I proceed to follow him up the street. Suddenly, I’m holding the bag of shit. And oddly enough, I’m feeling a twinge of, well, bad. Wait. Why the fuck should I feel bad? I didn’t create the DATE AT THE CEMETERY THAT IS GOING HORRIBLY AWRY. Fuck this shit. I scour my brain. AHA! Code Red. Fuck, Coral’s out of town. And hold up, why the fuck am I carrying this shit? Saying the F word is very helpful in times like this. It’s an entirely underrated form of therapy. Fuckity fuck fuck, man, fuck.

I call my friend Spriteboy. Even though he’s in New York, I tell him to stay by the phone. The two of us together? Crafty. Put it on vibrate if you must. I’m in a cemetery. Shit is getting crazy. Just stay by the phone. He fell asleep. Cancer survivors, I swear.

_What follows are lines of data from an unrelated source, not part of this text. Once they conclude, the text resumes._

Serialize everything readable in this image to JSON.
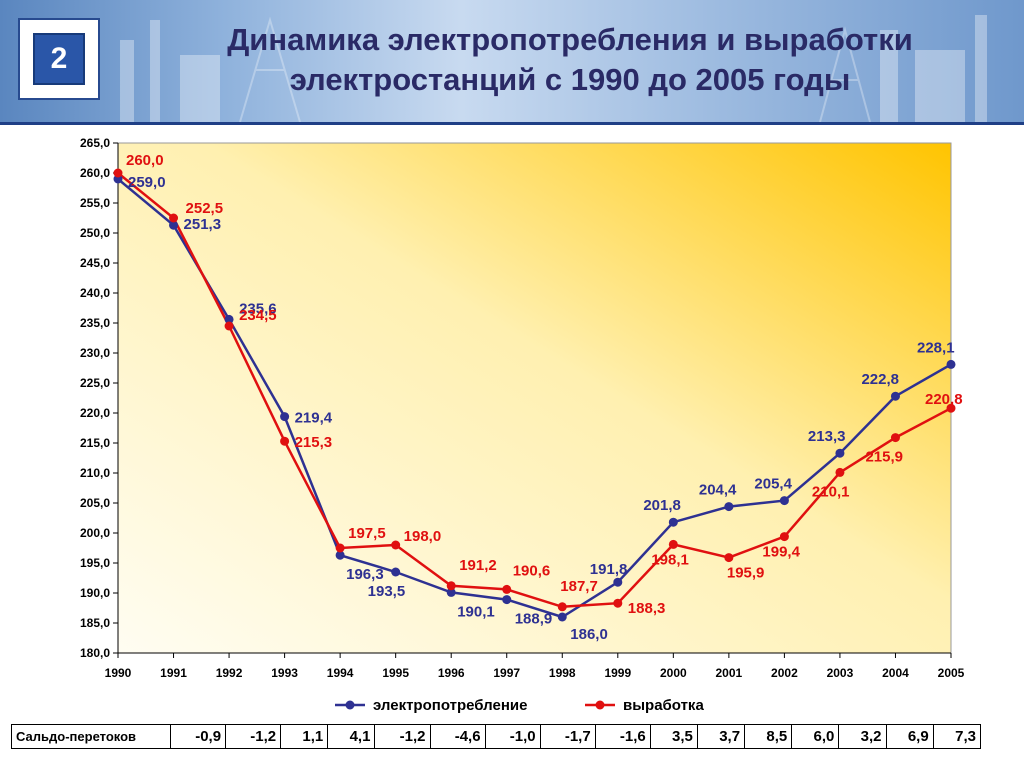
{
  "slide": {
    "number": "2"
  },
  "title": {
    "line1": "Динамика электропотребления и выработки",
    "line2": "электростанций с 1990 до 2005 годы"
  },
  "colors": {
    "consumption": "#2e3192",
    "generation": "#e01010",
    "plot_bg_light": "#fffbe6",
    "plot_bg_dark": "#ffc800"
  },
  "chart_data": {
    "type": "line",
    "categories": [
      "1990",
      "1991",
      "1992",
      "1993",
      "1994",
      "1995",
      "1996",
      "1997",
      "1998",
      "1999",
      "2000",
      "2001",
      "2002",
      "2003",
      "2004",
      "2005"
    ],
    "series": [
      {
        "name": "электропотребление",
        "color": "#2e3192",
        "values": [
          259.0,
          251.3,
          235.6,
          219.4,
          196.3,
          193.5,
          190.1,
          188.9,
          186.0,
          191.8,
          201.8,
          204.4,
          205.4,
          213.3,
          222.8,
          228.1
        ],
        "labels": [
          "259,0",
          "251,3",
          "235,6",
          "219,4",
          "196,3",
          "193,5",
          "190,1",
          "188,9",
          "186,0",
          "191,8",
          "201,8",
          "204,4",
          "205,4",
          "213,3",
          "222,8",
          "228,1"
        ]
      },
      {
        "name": "выработка",
        "color": "#e01010",
        "values": [
          260.0,
          252.5,
          234.5,
          215.3,
          197.5,
          198.0,
          191.2,
          190.6,
          187.7,
          188.3,
          198.1,
          195.9,
          199.4,
          210.1,
          215.9,
          220.8
        ],
        "labels": [
          "260,0",
          "252,5",
          "234,5",
          "215,3",
          "197,5",
          "198,0",
          "191,2",
          "190,6",
          "187,7",
          "188,3",
          "198,1",
          "195,9",
          "199,4",
          "210,1",
          "215,9",
          "220,8"
        ]
      }
    ],
    "ylim": [
      180.0,
      265.0
    ],
    "yticks": [
      180,
      185,
      190,
      195,
      200,
      205,
      210,
      215,
      220,
      225,
      230,
      235,
      240,
      245,
      250,
      255,
      260,
      265
    ],
    "ytick_labels": [
      "180,0",
      "185,0",
      "190,0",
      "195,0",
      "200,0",
      "205,0",
      "210,0",
      "215,0",
      "220,0",
      "225,0",
      "230,0",
      "235,0",
      "240,0",
      "245,0",
      "250,0",
      "255,0",
      "260,0",
      "265,0"
    ],
    "grid": false,
    "legend_position": "bottom"
  },
  "table": {
    "label": "Сальдо-перетоков",
    "values": [
      "-0,9",
      "-1,2",
      "1,1",
      "4,1",
      "-1,2",
      "-4,6",
      "-1,0",
      "-1,7",
      "-1,6",
      "3,5",
      "3,7",
      "8,5",
      "6,0",
      "3,2",
      "6,9",
      "7,3"
    ]
  }
}
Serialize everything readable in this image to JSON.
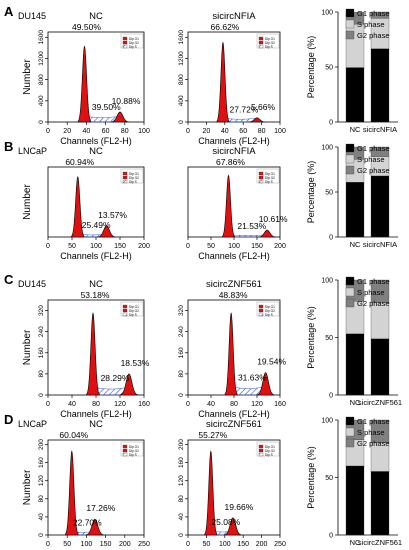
{
  "colors": {
    "g1": "#000000",
    "s": "#d3d3d3",
    "g2": "#808080",
    "peak": "#dd1111",
    "hatch": "#3355cc"
  },
  "chart_data": [
    {
      "type": "area",
      "panel": "A",
      "title": "NC",
      "cell_line": "DU145",
      "xlabel": "Channels (FL2-H)",
      "ylabel": "Number",
      "xticks": [
        "0",
        "20",
        "40",
        "60",
        "80",
        "100"
      ],
      "yticks": [
        "0",
        "400",
        "800",
        "1200",
        "1600"
      ],
      "xlim": [
        0,
        100
      ],
      "ylim": [
        0,
        1700
      ],
      "legend": [
        "Dip G1",
        "Dip G2",
        "Dip S"
      ],
      "annotations": {
        "g1": "49.50%",
        "s": "39.50%",
        "g2": "10.88%"
      },
      "peaks": {
        "g1_x": 38,
        "g1_h": 1430,
        "g2_x": 75,
        "g2_h": 190,
        "s_level": 110
      }
    },
    {
      "type": "area",
      "panel": "A",
      "title": "sicircNFIA",
      "xlabel": "Channels (FL2-H)",
      "ylabel": "",
      "xticks": [
        "0",
        "20",
        "40",
        "60",
        "80",
        "100"
      ],
      "yticks": [
        "0",
        "400",
        "800",
        "1200",
        "1600"
      ],
      "xlim": [
        0,
        100
      ],
      "ylim": [
        0,
        1700
      ],
      "legend": [
        "Dip G1",
        "Dip G2",
        "Dip S"
      ],
      "annotations": {
        "g1": "66.62%",
        "s": "27.72%",
        "g2": "5.66%"
      },
      "peaks": {
        "g1_x": 38,
        "g1_h": 1500,
        "g2_x": 75,
        "g2_h": 80,
        "s_level": 70
      }
    },
    {
      "type": "bar",
      "panel": "A",
      "categories": [
        "NC",
        "sicircNFIA"
      ],
      "ylabel": "Percentage (%)",
      "ylim": [
        0,
        100
      ],
      "yticks": [
        "0",
        "50",
        "100"
      ],
      "legend_position": "top-right",
      "series": [
        {
          "name": "G1 phase",
          "values": [
            49.5,
            66.62
          ]
        },
        {
          "name": "S phase",
          "values": [
            39.5,
            27.72
          ]
        },
        {
          "name": "G2 phase",
          "values": [
            10.88,
            5.66
          ]
        }
      ]
    },
    {
      "type": "area",
      "panel": "B",
      "title": "NC",
      "cell_line": "LNCaP",
      "xlabel": "Channels (FL2-H)",
      "ylabel": "Number",
      "xticks": [
        "0",
        "50",
        "100",
        "150",
        "200"
      ],
      "yticks": [],
      "xlim": [
        0,
        200
      ],
      "ylim": [
        0,
        100
      ],
      "legend": [
        "Dip G1",
        "Dip G2",
        "Dip S"
      ],
      "annotations": {
        "g1": "60.94%",
        "s": "25.49%",
        "g2": "13.57%"
      },
      "peaks": {
        "g1_x": 62,
        "g1_h": 86,
        "g2_x": 122,
        "g2_h": 16,
        "s_level": 4
      }
    },
    {
      "type": "area",
      "panel": "B",
      "title": "sicircNFIA",
      "xlabel": "Channels (FL2-H)",
      "ylabel": "",
      "xticks": [
        "0",
        "50",
        "100",
        "150",
        "200"
      ],
      "yticks": [],
      "xlim": [
        0,
        200
      ],
      "ylim": [
        0,
        100
      ],
      "legend": [
        "Dip G1",
        "Dip G2",
        "Dip S"
      ],
      "annotations": {
        "g1": "67.86%",
        "s": "21.53%",
        "g2": "10.61%"
      },
      "peaks": {
        "g1_x": 88,
        "g1_h": 88,
        "g2_x": 172,
        "g2_h": 10,
        "s_level": 3
      }
    },
    {
      "type": "bar",
      "panel": "B",
      "categories": [
        "NC",
        "sicircNFIA"
      ],
      "ylabel": "Percentage (%)",
      "ylim": [
        0,
        100
      ],
      "yticks": [
        "0",
        "50",
        "100"
      ],
      "legend_position": "top-right",
      "series": [
        {
          "name": "G1 phase",
          "values": [
            60.94,
            67.86
          ]
        },
        {
          "name": "S phase",
          "values": [
            25.49,
            21.53
          ]
        },
        {
          "name": "G2 phase",
          "values": [
            13.57,
            10.61
          ]
        }
      ]
    },
    {
      "type": "area",
      "panel": "C",
      "title": "NC",
      "cell_line": "DU145",
      "xlabel": "Channels (FL2-H)",
      "ylabel": "Number",
      "xticks": [
        "0",
        "40",
        "80",
        "120",
        "160"
      ],
      "yticks": [
        "0",
        "80",
        "160",
        "240",
        "320"
      ],
      "xlim": [
        0,
        160
      ],
      "ylim": [
        0,
        360
      ],
      "legend": [
        "Dip G1",
        "Dip G2",
        "Dip S"
      ],
      "annotations": {
        "g1": "53.18%",
        "s": "28.29%",
        "g2": "18.53%"
      },
      "peaks": {
        "g1_x": 75,
        "g1_h": 310,
        "g2_x": 135,
        "g2_h": 80,
        "s_level": 30
      }
    },
    {
      "type": "area",
      "panel": "C",
      "title": "sicircZNF561",
      "xlabel": "Channels (FL2-H)",
      "ylabel": "",
      "xticks": [
        "0",
        "40",
        "80",
        "120",
        "160"
      ],
      "yticks": [
        "0",
        "80",
        "160",
        "240",
        "320"
      ],
      "xlim": [
        0,
        160
      ],
      "ylim": [
        0,
        360
      ],
      "legend": [
        "Dip G1",
        "Dip G2",
        "Dip S"
      ],
      "annotations": {
        "g1": "48.83%",
        "s": "31.63%",
        "g2": "19.54%"
      },
      "peaks": {
        "g1_x": 75,
        "g1_h": 310,
        "g2_x": 135,
        "g2_h": 85,
        "s_level": 32
      }
    },
    {
      "type": "bar",
      "panel": "C",
      "categories": [
        "NC",
        "sicircZNF561"
      ],
      "ylabel": "Percentage (%)",
      "ylim": [
        0,
        100
      ],
      "yticks": [
        "0",
        "50",
        "100"
      ],
      "legend_position": "top-right",
      "series": [
        {
          "name": "G1 phase",
          "values": [
            53.18,
            48.83
          ]
        },
        {
          "name": "S phase",
          "values": [
            28.29,
            31.63
          ]
        },
        {
          "name": "G2 phase",
          "values": [
            18.53,
            19.54
          ]
        }
      ]
    },
    {
      "type": "area",
      "panel": "D",
      "title": "NC",
      "cell_line": "LNCaP",
      "xlabel": "Channels (FL2-H)",
      "ylabel": "Number",
      "xticks": [
        "0",
        "50",
        "100",
        "150",
        "200",
        "250"
      ],
      "yticks": [
        "0",
        "40",
        "80",
        "120",
        "160",
        "200"
      ],
      "xlim": [
        0,
        250
      ],
      "ylim": [
        0,
        210
      ],
      "legend": [
        "Dip G1",
        "Dip G2",
        "Dip S"
      ],
      "annotations": {
        "g1": "60.04%",
        "s": "22.70%",
        "g2": "17.26%"
      },
      "peaks": {
        "g1_x": 62,
        "g1_h": 185,
        "g2_x": 122,
        "g2_h": 35,
        "s_level": 8
      }
    },
    {
      "type": "area",
      "panel": "D",
      "title": "sicircZNF561",
      "xlabel": "Channels (FL2-H)",
      "ylabel": "",
      "xticks": [
        "0",
        "50",
        "100",
        "150",
        "200",
        "250"
      ],
      "yticks": [
        "0",
        "40",
        "80",
        "120",
        "160",
        "200"
      ],
      "xlim": [
        0,
        250
      ],
      "ylim": [
        0,
        210
      ],
      "legend": [
        "Dip G1",
        "Dip G2",
        "Dip S"
      ],
      "annotations": {
        "g1": "55.27%",
        "s": "25.08%",
        "g2": "19.66%"
      },
      "peaks": {
        "g1_x": 62,
        "g1_h": 185,
        "g2_x": 122,
        "g2_h": 38,
        "s_level": 9
      }
    },
    {
      "type": "bar",
      "panel": "D",
      "categories": [
        "NC",
        "sicircZNF561"
      ],
      "ylabel": "Percentage (%)",
      "ylim": [
        0,
        100
      ],
      "yticks": [
        "0",
        "50",
        "100"
      ],
      "legend_position": "top-right",
      "series": [
        {
          "name": "G1 phase",
          "values": [
            60.04,
            55.27
          ]
        },
        {
          "name": "S phase",
          "values": [
            22.7,
            25.08
          ]
        },
        {
          "name": "G2 phase",
          "values": [
            17.26,
            19.66
          ]
        }
      ]
    }
  ]
}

I rely on myself now. Beyonce is so right. Hypocritical because she HAS Jay-Z all day, but right nonetheless. Not everybody can say they have a bazillionaire genius best rapper alive for a boyfriend, you know. Me? Just me, myself and that I character. I need to be my own best friend.

Myself is pretty slow with the resolutions.

I actually get in the ant car. He claims they are all gone. I have an ant bite on my arm to prove that is a lie. We get on the road.

“Oh fuck!” he says. He again forgot his wallet. My reply: Are you fucking stoned? Killing your brain cells, son, killing your brain cells.

Finally, myself comes strong with the ideas.

“You know what? I don’t think I’m going to make it back to the cemetery. I’ve got the thing with the thing in the morning and these things are very important. You know things and stuff.”

He says, “Aw really?”

Yes, really dude.

He takes me to my car. I hop out. Pop the trunk to retrieve my CDs that I had to hide and say goodbye.

An hour later, he calls me. I pick up. He says it’s the best time ever. He’s clearly never discovered Nerd Rope or Star Magazine or Lifetime movies featuring Tori Spelling or even a yo-yo.

The next day I visit him at his garage sale. I never said I was unforgiving. Hmm, well, he was selling a white denim jacket that he once wore. I should re-evaluate my code of values. But you know what? Sometimes the strangest people become your closest friends. Is that Wrangler though?